Some of the research on the Commonwealth War Graves has been fairly straightforward – information has been readily available on sites like Ancestry, or the death has been unusual or sudden enough for it to have made contemporary newspapers.
Other times, the search goes on for a while and only the tiniest of leads manages to turn up some information.
Private Stanley Sansom falls firmly into the second category.
In a corner of Sherborne Cemetery stands a gravestone. It is dedicated to 20023 Private S Sansom of the Dorsetshire Regiment. He died on 31st March 1921, aged 27 years.
Searching just on a surname doesn’t turn up a great deal, even for one as seemingly uncommon as Sansom.
My default first sites for this research are the Commonwealth War Graves Commission and Find A Grave. Both sites, however, list the soldier’s name as Sanson, even though the stone clearly says Sansom.
The FAG site provides no other information, although the CWGC page does name the soldier’s father, Thomas Sanson of Sherborne. Again, an Ancestry search does not bring anyone by that name in Dorset.
My next option is usually the British Newspaper Archive; no Sansons are recorded, but the surname Sansom does turn up just after the date on the stone:
Mrs Sansom desires to thank all friends who have expressed sympathy with her in the sad bereavement she has sustained by the death of her husband.Western Gazette: Friday 22nd April 1921
Nothing conclusive, but it did suggest that Sansom may be the correct spelling.
Back on Ancestry, Thomas Sansom doesn’t turn up anything, but a random check on the surname and specific date of death did show a few family trees for a Stanley Sansom, born in 1892. Again nothing conclusive here, particularly as none of the trees include any military records or spouses, but there was enough information to collate an overview of his life.
Stanley Sansom was born in September 1892 in Sherborne. He was one of six children to Thomas Sansom, a glove cutter, and his wife Jane.
The cloth business was a large employed in the Dorset town, and after leaving school, Stanley became an apprentice tailor.
There don’t appear to be any records of Private Sansom’s military service. However, he enlisted in the Dorsetshire Regiment, and his Service Number identifies that he served in the 1st/4th Battalion.
According to the Dorsetshire Regiment records, this battalion sailed for India on 9th October 1914, so Private Sansom must have enlisted at the outbreak of hostilities.

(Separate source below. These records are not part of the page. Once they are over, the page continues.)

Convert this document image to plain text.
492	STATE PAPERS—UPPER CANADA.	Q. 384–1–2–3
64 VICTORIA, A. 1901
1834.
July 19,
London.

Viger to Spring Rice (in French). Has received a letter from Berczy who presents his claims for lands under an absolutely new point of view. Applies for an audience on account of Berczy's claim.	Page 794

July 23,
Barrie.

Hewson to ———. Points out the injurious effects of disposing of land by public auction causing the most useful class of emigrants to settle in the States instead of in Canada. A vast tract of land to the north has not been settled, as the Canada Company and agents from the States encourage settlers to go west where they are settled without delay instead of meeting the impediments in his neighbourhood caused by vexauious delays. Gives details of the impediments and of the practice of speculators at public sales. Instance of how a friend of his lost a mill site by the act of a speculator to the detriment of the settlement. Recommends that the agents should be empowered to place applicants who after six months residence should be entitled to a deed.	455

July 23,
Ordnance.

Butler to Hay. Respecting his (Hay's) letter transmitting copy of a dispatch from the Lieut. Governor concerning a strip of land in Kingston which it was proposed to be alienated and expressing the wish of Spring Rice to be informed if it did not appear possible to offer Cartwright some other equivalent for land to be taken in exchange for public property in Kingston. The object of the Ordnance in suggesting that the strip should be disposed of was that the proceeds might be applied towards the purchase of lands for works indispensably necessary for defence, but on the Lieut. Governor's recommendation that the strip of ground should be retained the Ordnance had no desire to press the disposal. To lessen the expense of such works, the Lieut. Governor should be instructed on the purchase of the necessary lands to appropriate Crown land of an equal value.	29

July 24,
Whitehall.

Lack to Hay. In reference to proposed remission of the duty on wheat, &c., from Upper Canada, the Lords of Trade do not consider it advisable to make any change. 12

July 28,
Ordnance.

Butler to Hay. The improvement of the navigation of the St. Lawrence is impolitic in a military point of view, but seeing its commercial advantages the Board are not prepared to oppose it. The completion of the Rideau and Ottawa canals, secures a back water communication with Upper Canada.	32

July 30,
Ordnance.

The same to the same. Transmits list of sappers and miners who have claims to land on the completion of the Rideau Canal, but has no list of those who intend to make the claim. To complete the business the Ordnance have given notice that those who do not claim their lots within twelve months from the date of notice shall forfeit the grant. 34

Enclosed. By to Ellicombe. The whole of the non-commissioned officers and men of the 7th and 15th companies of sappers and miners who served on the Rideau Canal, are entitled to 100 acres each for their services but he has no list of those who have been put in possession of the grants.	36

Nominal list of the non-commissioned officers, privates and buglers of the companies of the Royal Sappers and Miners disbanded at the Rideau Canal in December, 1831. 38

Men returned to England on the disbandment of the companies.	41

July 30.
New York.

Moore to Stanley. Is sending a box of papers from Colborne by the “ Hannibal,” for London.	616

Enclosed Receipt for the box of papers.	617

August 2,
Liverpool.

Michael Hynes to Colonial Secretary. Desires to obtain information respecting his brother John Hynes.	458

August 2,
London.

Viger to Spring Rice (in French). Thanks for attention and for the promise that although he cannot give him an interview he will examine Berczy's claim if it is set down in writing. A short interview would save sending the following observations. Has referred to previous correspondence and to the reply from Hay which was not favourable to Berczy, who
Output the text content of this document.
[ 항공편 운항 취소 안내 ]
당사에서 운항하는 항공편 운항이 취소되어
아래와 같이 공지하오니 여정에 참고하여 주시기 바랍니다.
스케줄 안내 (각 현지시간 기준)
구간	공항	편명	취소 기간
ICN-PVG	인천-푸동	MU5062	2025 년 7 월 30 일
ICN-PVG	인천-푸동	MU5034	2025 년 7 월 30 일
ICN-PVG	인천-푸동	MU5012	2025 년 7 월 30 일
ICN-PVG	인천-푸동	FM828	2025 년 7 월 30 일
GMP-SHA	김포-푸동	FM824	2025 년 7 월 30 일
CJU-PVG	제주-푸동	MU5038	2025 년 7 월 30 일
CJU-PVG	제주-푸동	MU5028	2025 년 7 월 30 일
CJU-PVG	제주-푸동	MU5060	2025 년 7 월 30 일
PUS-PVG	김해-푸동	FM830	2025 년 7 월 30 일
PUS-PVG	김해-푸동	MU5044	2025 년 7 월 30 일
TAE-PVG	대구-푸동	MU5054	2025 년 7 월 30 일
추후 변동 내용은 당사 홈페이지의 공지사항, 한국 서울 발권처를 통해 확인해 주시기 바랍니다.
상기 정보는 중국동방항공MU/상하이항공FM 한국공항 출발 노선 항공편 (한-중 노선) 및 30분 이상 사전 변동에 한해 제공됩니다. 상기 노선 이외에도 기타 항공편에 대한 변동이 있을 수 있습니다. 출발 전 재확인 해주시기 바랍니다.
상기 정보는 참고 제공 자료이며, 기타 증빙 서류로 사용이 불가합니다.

After a year’s training, his battalion moved to the Eastern Front, where soldiers saw action against the Turks in what is now Iraq. From what records there are, it can only be assumed that Private Sansom survived the war pretty much unscathed and returned to England in 1918 to be demobbed.
There is no record of Stanley marrying, so whether the Western Gazette’s article relates to him, or to another Sherborne Sansom is unclear.
All that can be confirmed is that Private Stanley Sansom died on 31st March 1921, aged 27.
He lies at rest in the cemetery of his home town in Dorset.
As I was writing this post, I happened to notice an additional inscription at the bottom of Stanley’s gravestone:
Also of Private J Sansom, Dorsetshire Regiment. Died at Basra June 1916
Stanley had a younger brother, Jack, who also enlisted in the 1st/4th Battalion. The brothers were shipped to India and Mesopotamia together; while Stanley came home, Jack died in battle and is buried in Basra War Cemetery. He was just 20 years old.